Minggu, 28 Juni 2009

Dangdut pun Berevolusi

Batam Pos, Minggu, 01 Pebruari 2009

Sonet 2 yang menggebrak pasar musik nasional dengan sentuhan baru musik dangdut, masih menjadi perhatian. Revolusi dangdut yang diusung oleh Rhoma Irama dan anaknya Ridho Rhoma (Sonet 2) menjadi pembicaraan di kalangan musisi. Revolusi dangdut dianggap membawa angin segar bagi pemusiknya.

HASANUL, Reporter Batam Pos

Di Batam ada Muhammad Syaltut Usfa, gitaris sebuah grup band yang kerap membawakan lagu-lagu berirama dangdut saat manggung. Revolusi dangdut yang dibawa oleh Sonet 2, menurutnya membawa kesegaran bagi industri musik dangdut tanah air, termasuk Batam.
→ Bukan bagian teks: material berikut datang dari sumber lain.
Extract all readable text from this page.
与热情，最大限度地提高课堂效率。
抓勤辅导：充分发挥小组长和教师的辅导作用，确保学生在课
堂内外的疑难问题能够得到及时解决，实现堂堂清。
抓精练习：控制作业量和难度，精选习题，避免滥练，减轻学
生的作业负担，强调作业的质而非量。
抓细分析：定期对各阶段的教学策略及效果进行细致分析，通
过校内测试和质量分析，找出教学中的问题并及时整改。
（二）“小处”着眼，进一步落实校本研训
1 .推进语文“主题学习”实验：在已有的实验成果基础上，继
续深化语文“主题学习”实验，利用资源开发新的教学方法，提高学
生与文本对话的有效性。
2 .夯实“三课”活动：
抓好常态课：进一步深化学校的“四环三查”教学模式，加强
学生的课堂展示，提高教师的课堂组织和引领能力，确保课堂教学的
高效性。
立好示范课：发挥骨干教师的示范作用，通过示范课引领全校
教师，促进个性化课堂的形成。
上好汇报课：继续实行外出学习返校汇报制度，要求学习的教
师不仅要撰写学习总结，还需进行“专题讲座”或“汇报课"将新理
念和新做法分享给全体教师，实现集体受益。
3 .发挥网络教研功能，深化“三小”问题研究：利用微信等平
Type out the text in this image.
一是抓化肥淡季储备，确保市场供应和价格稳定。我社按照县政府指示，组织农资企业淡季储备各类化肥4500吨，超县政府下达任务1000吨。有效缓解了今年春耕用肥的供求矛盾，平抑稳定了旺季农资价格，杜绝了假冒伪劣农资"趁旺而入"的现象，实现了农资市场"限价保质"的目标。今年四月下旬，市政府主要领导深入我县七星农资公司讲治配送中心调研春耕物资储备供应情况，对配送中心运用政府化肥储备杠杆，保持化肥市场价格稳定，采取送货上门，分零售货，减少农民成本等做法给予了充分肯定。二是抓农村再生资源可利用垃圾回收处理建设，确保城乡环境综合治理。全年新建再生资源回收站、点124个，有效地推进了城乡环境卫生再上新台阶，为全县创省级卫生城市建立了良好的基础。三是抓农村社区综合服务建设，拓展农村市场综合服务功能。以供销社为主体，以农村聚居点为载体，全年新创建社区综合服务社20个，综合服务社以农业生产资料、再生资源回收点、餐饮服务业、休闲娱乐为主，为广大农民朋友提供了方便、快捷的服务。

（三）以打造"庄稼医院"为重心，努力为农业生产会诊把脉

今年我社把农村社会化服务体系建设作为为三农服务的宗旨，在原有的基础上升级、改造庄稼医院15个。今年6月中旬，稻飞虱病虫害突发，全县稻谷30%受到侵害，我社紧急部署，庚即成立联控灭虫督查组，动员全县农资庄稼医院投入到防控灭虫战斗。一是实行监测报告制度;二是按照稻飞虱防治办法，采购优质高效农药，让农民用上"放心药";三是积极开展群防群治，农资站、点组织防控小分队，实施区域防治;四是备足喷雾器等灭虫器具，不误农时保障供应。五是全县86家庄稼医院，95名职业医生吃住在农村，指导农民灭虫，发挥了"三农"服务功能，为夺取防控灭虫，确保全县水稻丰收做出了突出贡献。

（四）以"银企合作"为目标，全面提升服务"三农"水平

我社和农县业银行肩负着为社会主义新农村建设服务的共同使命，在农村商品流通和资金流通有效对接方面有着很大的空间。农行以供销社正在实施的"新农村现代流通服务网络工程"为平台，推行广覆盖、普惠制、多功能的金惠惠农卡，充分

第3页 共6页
Alasannya, stereotipe dangdut yang selama ini menjadi semacam ciri khas, bisa dibuang. Ciri khas dangdut yang menyolok adalah style dan cara berpakaian. Musisi dan penyanyi dangdut bisa dibedakan dengan musisi dan penyanyi pop/rock melalui penampilannya yang norak.

”Kalau manggung kami harus pakai seragam, padahal saya sangat tidak nyaman dengan seragam,” aku Syaltut, sapaannya, saat berdiskusi dengan wartawan koran ini.

Itu belum lagi dari penamaan grup musik dan penyanyi dangdut. Revolusi yang diusung oleh Raja Dangdut sekarang ini, dianggap membawa angin segar.

”Bila revolusi dangdut ini bisa berjalan dan diterima, suatu saat nanti kami manggung tidak lagi harus menggunakan seragam. Status musisi dangdut pun bisa disejajarkan dengan musisi pop atau lainnya,” komentar Syaltut.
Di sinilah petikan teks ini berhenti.